Postmortem · 001 14 June 2026
Summary
On the afternoon of Saturday 13 June 2026, the model every active session was running on was withdrawn mid-build. Three Claude Code terminals and the coordinating session all stalled within the same minute. No work was lost. Every session resumed on a different model from durable state, and cleanup came down to two stale git locks and a set of uncommitted edits, all recovered intact. The disruption was build time, not work.
Timeline
That afternoon, all four sessions were mid-build on claude-fable-5: one finishing a ledger phase, one merging feature branches, one holding at a human gate, and the coordinating session mid-edit. The model was withdrawn, and every session's next turn failed with the same error: the selected model may not exist or may not be available. All four stopped where they stood. The cause was identified quickly as the model, not the work. Each session was switched to Opus 4.8 and resumed from its transcript and state files; the coordinating session rebuilt the true state, cleared the fallout, and the builds carried on.
Detection
Detection was immediate and unambiguous: the model error printed in every terminal at once, with no silent degradation.

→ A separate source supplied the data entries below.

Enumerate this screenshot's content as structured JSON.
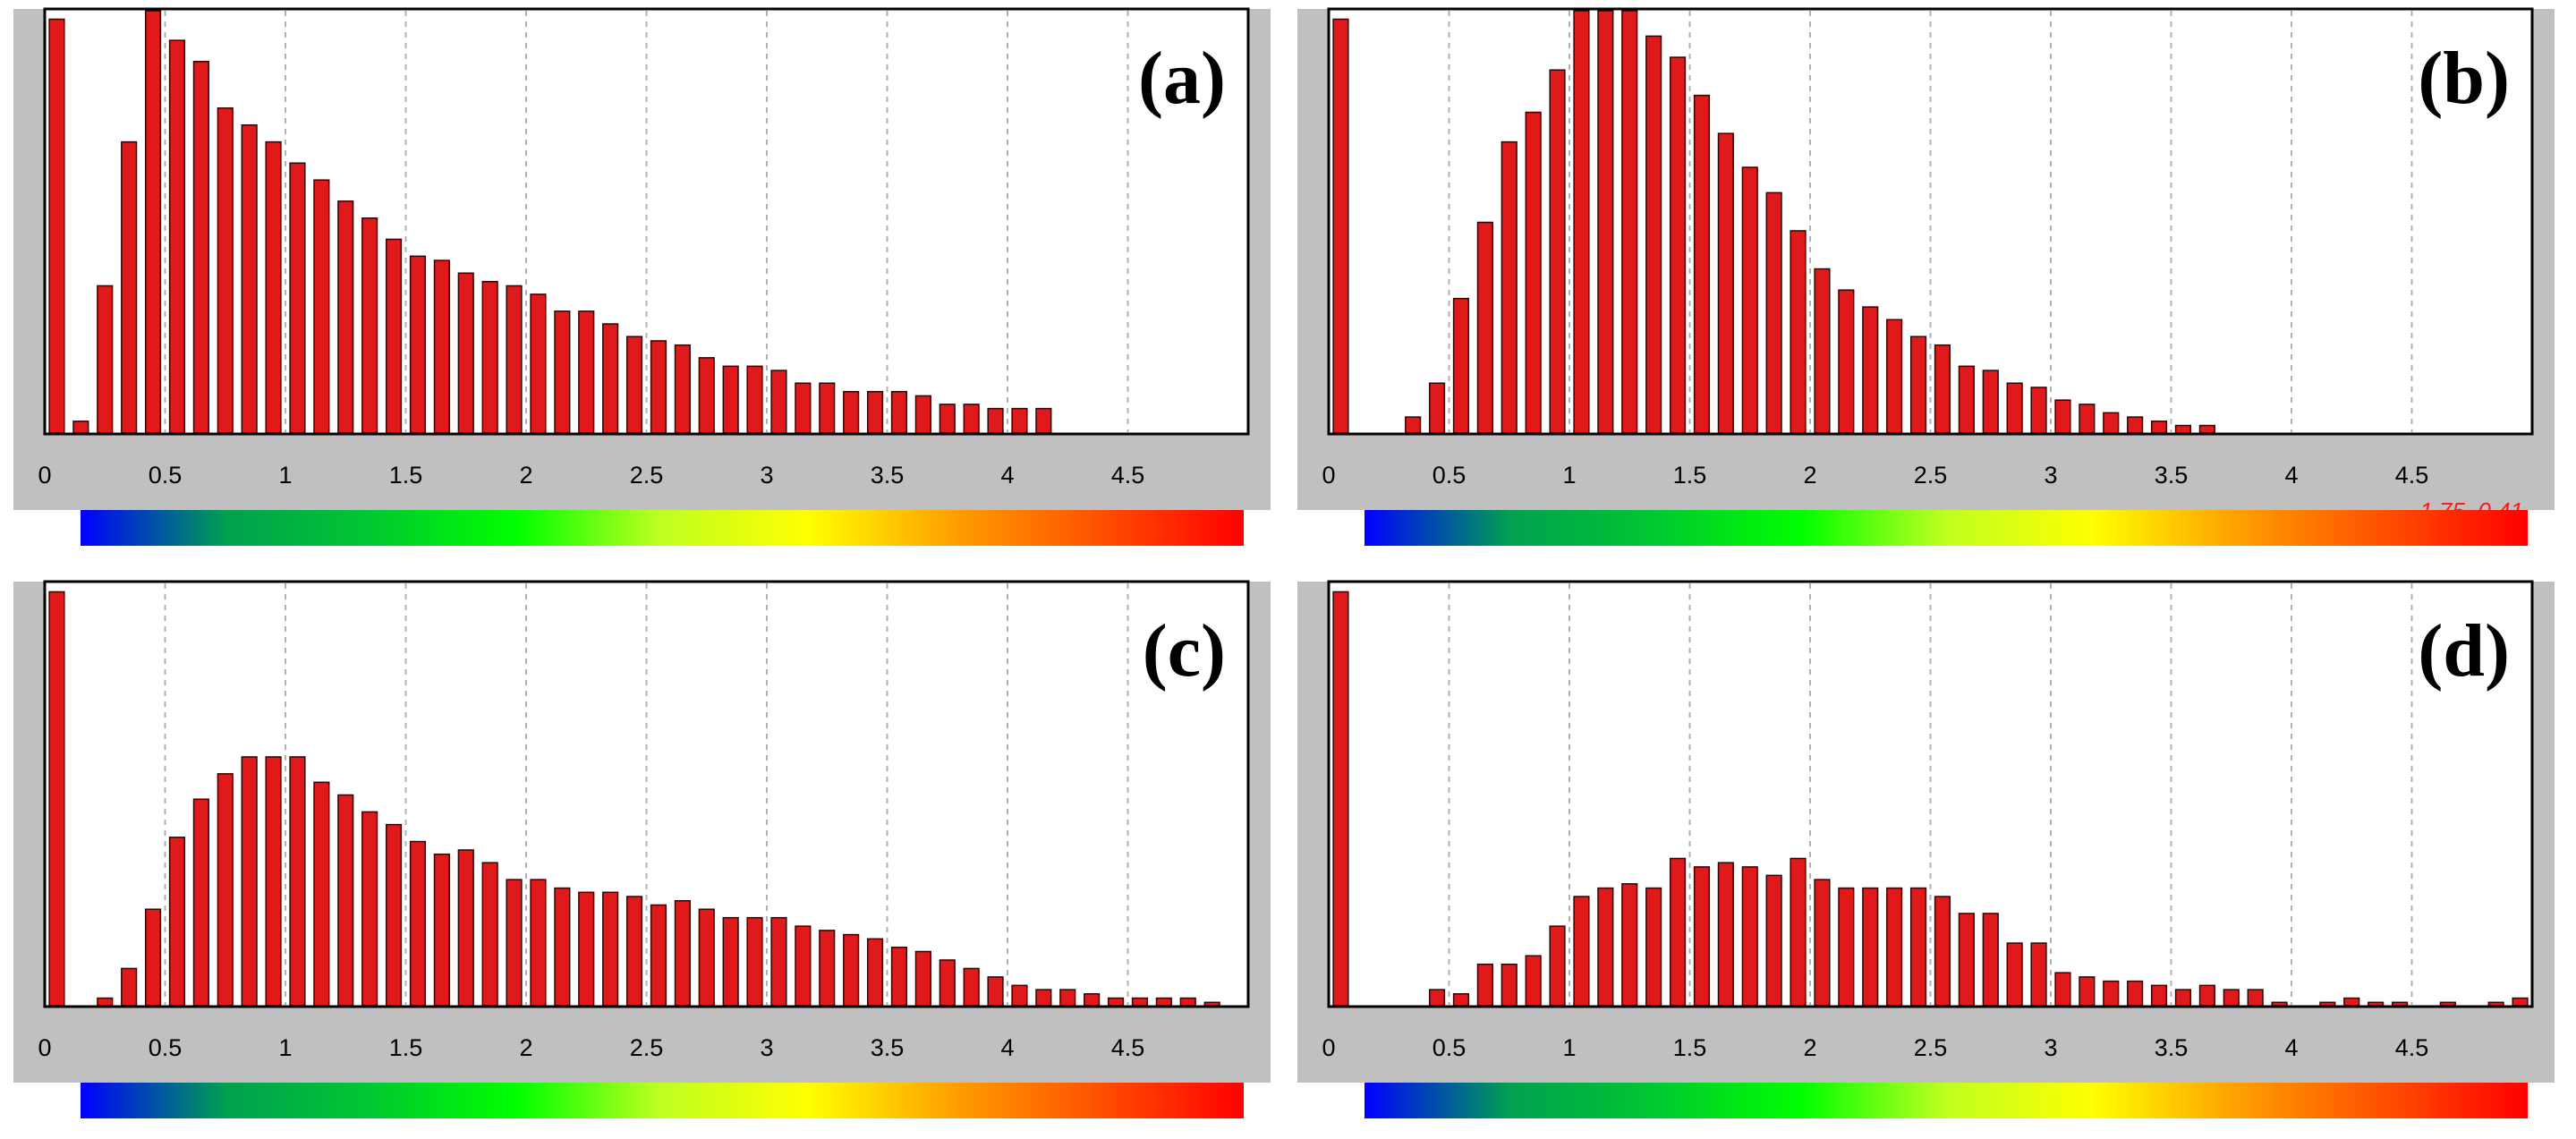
{
  "figure": {
    "colors": {
      "bar_fill": "#e0191b",
      "bar_stroke": "#3a0000",
      "panel_bg": "#c0c0c0",
      "plot_bg": "#ffffff",
      "grid": "#b0b0b0",
      "readout": "#ff1a1a"
    },
    "colorbar_stops": [
      "#0000ff",
      "#00a050",
      "#00c830",
      "#00ff00",
      "#c0ff20",
      "#ffff00",
      "#ffa000",
      "#ff5000",
      "#ff0000"
    ]
  },
  "chart_data": [
    {
      "type": "bar",
      "panel_label": "(a)",
      "x_ticks": [
        "0",
        "0.5",
        "1",
        "1.5",
        "2",
        "2.5",
        "3",
        "3.5",
        "4",
        "4.5"
      ],
      "xlim": [
        0,
        5
      ],
      "ylim": [
        0,
        100
      ],
      "grid": "vertical dashed",
      "bin_width": 0.1,
      "x": [
        0.05,
        0.15,
        0.25,
        0.35,
        0.45,
        0.55,
        0.65,
        0.75,
        0.85,
        0.95,
        1.05,
        1.15,
        1.25,
        1.35,
        1.45,
        1.55,
        1.65,
        1.75,
        1.85,
        1.95,
        2.05,
        2.15,
        2.25,
        2.35,
        2.45,
        2.55,
        2.65,
        2.75,
        2.85,
        2.95,
        3.05,
        3.15,
        3.25,
        3.35,
        3.45,
        3.55,
        3.65,
        3.75,
        3.85,
        3.95,
        4.05,
        4.15
      ],
      "values": [
        98,
        3,
        35,
        69,
        100,
        93,
        88,
        77,
        73,
        69,
        64,
        60,
        55,
        51,
        46,
        42,
        41,
        38,
        36,
        35,
        33,
        29,
        29,
        26,
        23,
        22,
        21,
        18,
        16,
        16,
        15,
        12,
        12,
        10,
        10,
        10,
        9,
        7,
        7,
        6,
        6,
        6
      ],
      "readout": ""
    },
    {
      "type": "bar",
      "panel_label": "(b)",
      "x_ticks": [
        "0",
        "0.5",
        "1",
        "1.5",
        "2",
        "2.5",
        "3",
        "3.5",
        "4",
        "4.5"
      ],
      "xlim": [
        0,
        5
      ],
      "ylim": [
        0,
        100
      ],
      "grid": "vertical dashed",
      "bin_width": 0.1,
      "x": [
        0.05,
        0.35,
        0.45,
        0.55,
        0.65,
        0.75,
        0.85,
        0.95,
        1.05,
        1.15,
        1.25,
        1.35,
        1.45,
        1.55,
        1.65,
        1.75,
        1.85,
        1.95,
        2.05,
        2.15,
        2.25,
        2.35,
        2.45,
        2.55,
        2.65,
        2.75,
        2.85,
        2.95,
        3.05,
        3.15,
        3.25,
        3.35,
        3.45,
        3.55,
        3.65
      ],
      "values": [
        98,
        4,
        12,
        32,
        50,
        69,
        76,
        86,
        100,
        100,
        100,
        94,
        89,
        80,
        71,
        63,
        57,
        48,
        39,
        34,
        30,
        27,
        23,
        21,
        16,
        15,
        12,
        11,
        8,
        7,
        5,
        4,
        3,
        2,
        2
      ],
      "readout": "1.75, 0.41"
    },
    {
      "type": "bar",
      "panel_label": "(c)",
      "x_ticks": [
        "0",
        "0.5",
        "1",
        "1.5",
        "2",
        "2.5",
        "3",
        "3.5",
        "4",
        "4.5"
      ],
      "xlim": [
        0,
        5
      ],
      "ylim": [
        0,
        100
      ],
      "grid": "vertical dashed",
      "bin_width": 0.1,
      "x": [
        0.05,
        0.25,
        0.35,
        0.45,
        0.55,
        0.65,
        0.75,
        0.85,
        0.95,
        1.05,
        1.15,
        1.25,
        1.35,
        1.45,
        1.55,
        1.65,
        1.75,
        1.85,
        1.95,
        2.05,
        2.15,
        2.25,
        2.35,
        2.45,
        2.55,
        2.65,
        2.75,
        2.85,
        2.95,
        3.05,
        3.15,
        3.25,
        3.35,
        3.45,
        3.55,
        3.65,
        3.75,
        3.85,
        3.95,
        4.05,
        4.15,
        4.25,
        4.35,
        4.45,
        4.55,
        4.65,
        4.75,
        4.85
      ],
      "values": [
        98,
        2,
        9,
        23,
        40,
        49,
        55,
        59,
        59,
        59,
        53,
        50,
        46,
        43,
        39,
        36,
        37,
        34,
        30,
        30,
        28,
        27,
        27,
        26,
        24,
        25,
        23,
        21,
        21,
        21,
        19,
        18,
        17,
        16,
        14,
        13,
        11,
        9,
        7,
        5,
        4,
        4,
        3,
        2,
        2,
        2,
        2,
        1
      ],
      "readout": ""
    },
    {
      "type": "bar",
      "panel_label": "(d)",
      "x_ticks": [
        "0",
        "0.5",
        "1",
        "1.5",
        "2",
        "2.5",
        "3",
        "3.5",
        "4",
        "4.5"
      ],
      "xlim": [
        0,
        5
      ],
      "ylim": [
        0,
        100
      ],
      "grid": "vertical dashed",
      "bin_width": 0.1,
      "x": [
        0.05,
        0.45,
        0.55,
        0.65,
        0.75,
        0.85,
        0.95,
        1.05,
        1.15,
        1.25,
        1.35,
        1.45,
        1.55,
        1.65,
        1.75,
        1.85,
        1.95,
        2.05,
        2.15,
        2.25,
        2.35,
        2.45,
        2.55,
        2.65,
        2.75,
        2.85,
        2.95,
        3.05,
        3.15,
        3.25,
        3.35,
        3.45,
        3.55,
        3.65,
        3.75,
        3.85,
        3.95,
        4.05,
        4.15,
        4.25,
        4.35,
        4.45,
        4.55,
        4.65,
        4.75,
        4.85,
        4.95
      ],
      "values": [
        98,
        4,
        3,
        10,
        10,
        12,
        19,
        26,
        28,
        29,
        28,
        35,
        33,
        34,
        33,
        31,
        35,
        30,
        28,
        28,
        28,
        28,
        26,
        22,
        22,
        15,
        15,
        8,
        7,
        6,
        6,
        5,
        4,
        5,
        4,
        4,
        1,
        0,
        1,
        2,
        1,
        1,
        0,
        1,
        0,
        1,
        2
      ],
      "readout": ""
    }
  ]
}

The harder part was the second-order state: which work had been committed, which was still in flight, and what the stall had left behind. That was read from durable state, the git history and the per-mission state files, rather than trusted to any session's memory.
Impact
No work was lost, and that was design rather than luck. Committed work was safe: the ledger phases were committed, the site's earlier phases were on the main branch, and the parallel feature work was committed on its own branches. State lived in files, so each mission could resume cold from its last clean checkpoint. The fallout was contained to two stale lock files, left by git subprocesses that died with their sessions and blocked the next git operation until cleared, and a set of live coordination edits swept into a git stash and recovered whole. The cost was the time to reground and resume.
Root cause
The estate was a monoculture on one axis: every session depended on a single model, with no fallback configured. A model is an external dependency that can be withdrawn or have its access revoked at any time. When this one was, there was no second model to fail over to, so every session failed together. The trigger was external. The exposure was a design choice: one model, no fallback, every session pinned to it.
What could still fail
A single-model dependency is the open gap. The fix is a configured fallback in the same context class, or a rehearsed fast manual swap. The swap worked here because the replacement model also supported the large context the sessions had grown into; a fallback that did not would have failed in a different way. Stale locks are the second sharp edge: a git subprocess that dies mid-write leaves a lock the sandbox cannot clear, so it needs a host-side removal, a step now documented rather than rediscovered under pressure. And in-flight work is the fragile surface: everything committed survived cleanly, everything uncommitted needed careful recovery. The lesson is the one the estate already runs on. Commit at boundaries, keep state in files, and a model vanishing becomes an interruption instead of a loss.
This was an unplanned live test of the estate's crash-recovery design, and it passed. The work was never at risk. The gap it exposed, a single model with no fallback, is real and worth closing.